= Christian of Stavelot =

Ninth-century Christian monk

Christian of Stavelot was a ninth-century Christian monk. He is sometimes (possibly incorrectly) referred to as Christian Druthmar or Druthmar of Aquitaine. Christian was a noted grammarian, Biblical commentator, and eschatologist. He was born in Aquitaine, southwestern France, in the early ninth century AD, and became a monk at the Benedictine monastery of Corbie. At some point in the early or mid-ninth century he was sent to the abbey of Stavelot-Malmedy in Liège, to teach Bible to the monks there. It is unknown whether he died at Stavelot, returned to Corbie or was ultimately sent elsewhere.

==Career==
Christian was called the "Philologist" because of his extensive knowledge of Greek grammar and his ability to comment upon the Gospels in their original Greek. It is likely he also had some understanding of Hebrew.

Among Christian's works is the commentary Expositio in Matthaeum Evangelistam ("Commentary on the Gospel of Matthew"), in which he discussed (among other things) the eschatological implications of portions of that Gospel. The traditional date given for the composition of this work is 864; however, some scholars have questioned this and maintained that Christian actually lived decades earlier.

Multiple manuscripts have survived of Christian's commentary on Matthew the Evangelist's gospel, some of which were likely edited by later writers to conform with their own views. Of particular interest to, and considerable debate among, modern scholars is Christian's view of the doctrine of transubstantiation. As Philip Schaff noted:

Curiously enough, his exact language upon this interesting point cannot be now determined beyond peradventure, because every copy of the first printed edition prepared by Wimphelin de Schelestadt, Strassbourg 1514, has perished, and in the MS. in possession of the Cordelier Fathers at Lyon the critical passage reads differently from that in the second edition, by the Lutheran, Johannes Secerius, Hagenau 1530. In the Secerius text, now printed in the Lyon edition of the Fathers, and in Migne, the words are, 26:26, “Hoc est corpus meum. Id est, in sacramento” (“This is my body. That is, in the sacrament,” or the sacramental sign as distinct from the res sacramenti, or the substance represented). Matt. 26:28, Transferens spiritualiter corpus in panem, vinum in sanguinem (“Transferring spiritually body into bread, wine into blood”). In the MS. the first passage reads: “Id est, vere in sacramento subsistens” (“That is, truly subsisting in the sacrament”); and in the second the word “spiritualiter“ is omitted. The Roman Catholics now generally admit the correctness of the printed text, and that the MS. has been tampered with, but insist that Druthmar is not opposed to the Catholic doctrine on the Eucharist.

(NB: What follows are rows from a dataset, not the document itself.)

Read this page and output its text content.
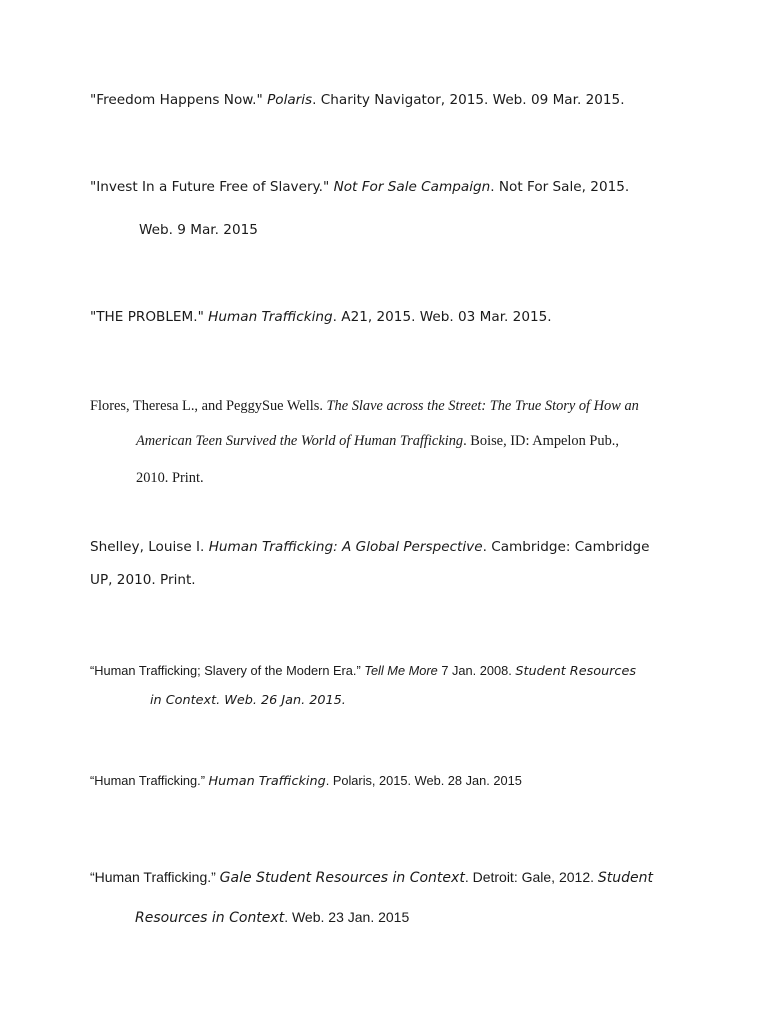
"Freedom Happens Now." Polaris. Charity Navigator, 2015. Web. 09 Mar. 2015.

"Invest In a Future Free of Slavery." Not For Sale Campaign. Not For Sale, 2015.

Web. 9 Mar. 2015

"THE PROBLEM." Human Trafficking. A21, 2015. Web. 03 Mar. 2015.

Flores, Theresa L., and PeggySue Wells. The Slave across the Street: The True Story of How an

American Teen Survived the World of Human Trafficking. Boise, ID: Ampelon Pub.,

2010. Print.

Shelley, Louise I. Human Trafficking: A Global Perspective. Cambridge: Cambridge

UP, 2010. Print.

“Human Trafficking; Slavery of the Modern Era.” Tell Me More 7 Jan. 2008. Student Resources

in Context. Web. 26 Jan. 2015.

“Human Trafficking.” Human Trafficking. Polaris, 2015. Web. 28 Jan. 2015

“Human Trafficking.” Gale Student Resources in Context. Detroit: Gale, 2012. Student

Resources in Context. Web. 23 Jan. 2015
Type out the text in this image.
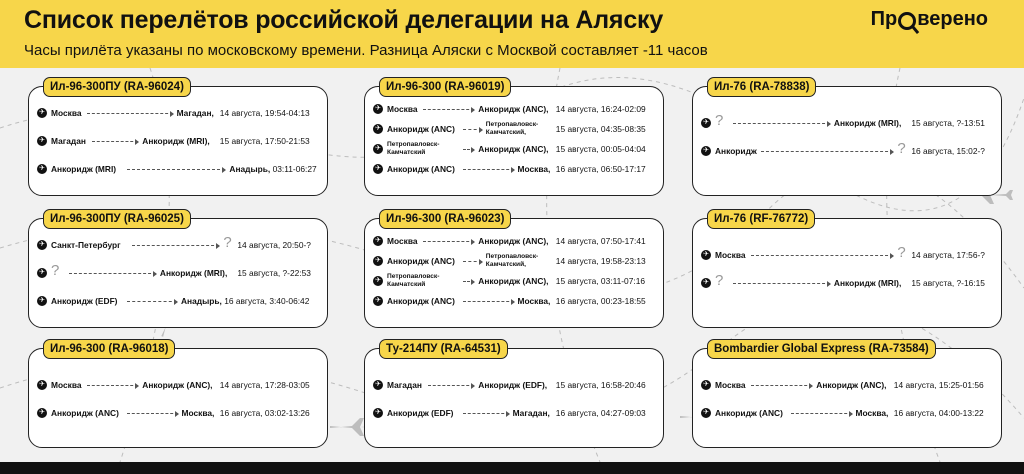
Список перелётов российской делегации на Аляску
Часы прилёта указаны по московскому времени. Разница Аляски с Москвой составляет -11 часов
Пр верено
Ил-96-300ПУ (RA-96024)
✈ Москва	Магадан, 14 августа, 19:54-04:13
✈ Магадан	Анкоридж (MRI), 15 августа, 17:50-21:53
✈ Анкоридж (MRI)	Анадырь, 03:11-06:27
Ил-96-300 (RA-96019)
✈ Москва	Анкоридж (ANC), 14 августа, 16:24-02:09
✈ Анкоридж (ANC)	Петропавловск-Камчатский,	15 августа, 04:35-08:35
✈
Петропавловск-Камчатский	Анкоридж (ANC), 15 августа, 00:05-04:04
✈ Анкоридж (ANC)	Москва, 16 августа, 06:50-17:17
Ил-76 (RA-78838)
✈ ?	Анкоридж (MRI), 15 августа, ?-13:51
✈ Анкоридж	? 16 августа, 15:02-?
Ил-96-300ПУ (RA-96025)
✈ Санкт-Петербург	? 14 августа, 20:50-?
✈ ?	Анкоридж (MRI), 15 августа, ?-22:53
✈ Анкоридж (EDF)	Анадырь, 16 августа, 3:40-06:42
Ил-96-300 (RA-96023)
✈ Москва	Анкоридж (ANC), 14 августа, 07:50-17:41
✈ Анкоридж (ANC)	Петропавловск-Камчатский,	14 августа, 19:58-23:13
✈
Петропавловск-Камчатский	Анкоридж (ANC), 15 августа, 03:11-07:16
✈ Анкоридж (ANC)	Москва, 16 августа, 00:23-18:55
Ил-76 (RF-76772)
✈ Москва	? 14 августа, 17:56-?
✈ ?	Анкоридж (MRI), 15 августа, ?-16:15
Ил-96-300 (RA-96018)
✈ Москва	Анкоридж (ANC), 14 августа, 17:28-03:05
✈ Анкоридж (ANC)	Москва, 16 августа, 03:02-13:26
Ту-214ПУ (RA-64531)
✈ Магадан	Анкоридж (EDF), 15 августа, 16:58-20:46
✈ Анкоридж (EDF)	Магадан, 16 августа, 04:27-09:03
Bombardier Global Express (RA-73584)
✈ Москва	Анкоридж (ANC), 14 августа, 15:25-01:56
✈ Анкоридж (ANC)	Москва, 16 августа, 04:00-13:22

Christian's writings have also attracted the interest of scholars of Jewish history. A tantalizing reference exists in Christian's work to the conversion of the Khazars to Judaism, believed to have occurred in the late eighth or early ninth centuries:

At the present time we know of no nation under the heavens where Christians do not live. For [Christians are even found] in the lands of Gog and Magog -- who are a Hunnic race and are called Gazari (Khazars) [they are] circumcised and observing all [the laws of] Judaism. The Bulgars, however, who are of the same seven tribes [as the Khazars], are now becoming baptized [into Christianity].

Other works attributed to Christian include Expositio Brevis in Lucam ("A Brief Commentary on Luke"; and Expositiuncula in Ioannem Evangelistam ("A Little Commentary on the Gospel of John.")

==Works==
- Expositio in Matthaeum Evangelistam
- Expositio en Brevis in Lucam ("A Brief Commentary on Luke"); less comprehensive than the previous
- Expositiuncula in Ioannem Evangelistam

==Editions==
- Huygens, R. B. C., ed. Christianus dictus Stabulensis, Expositio super librum generationis (Turnhout: Brepols, 2008) (Corpus Christianorum Continuatio Mediaevalis, 224).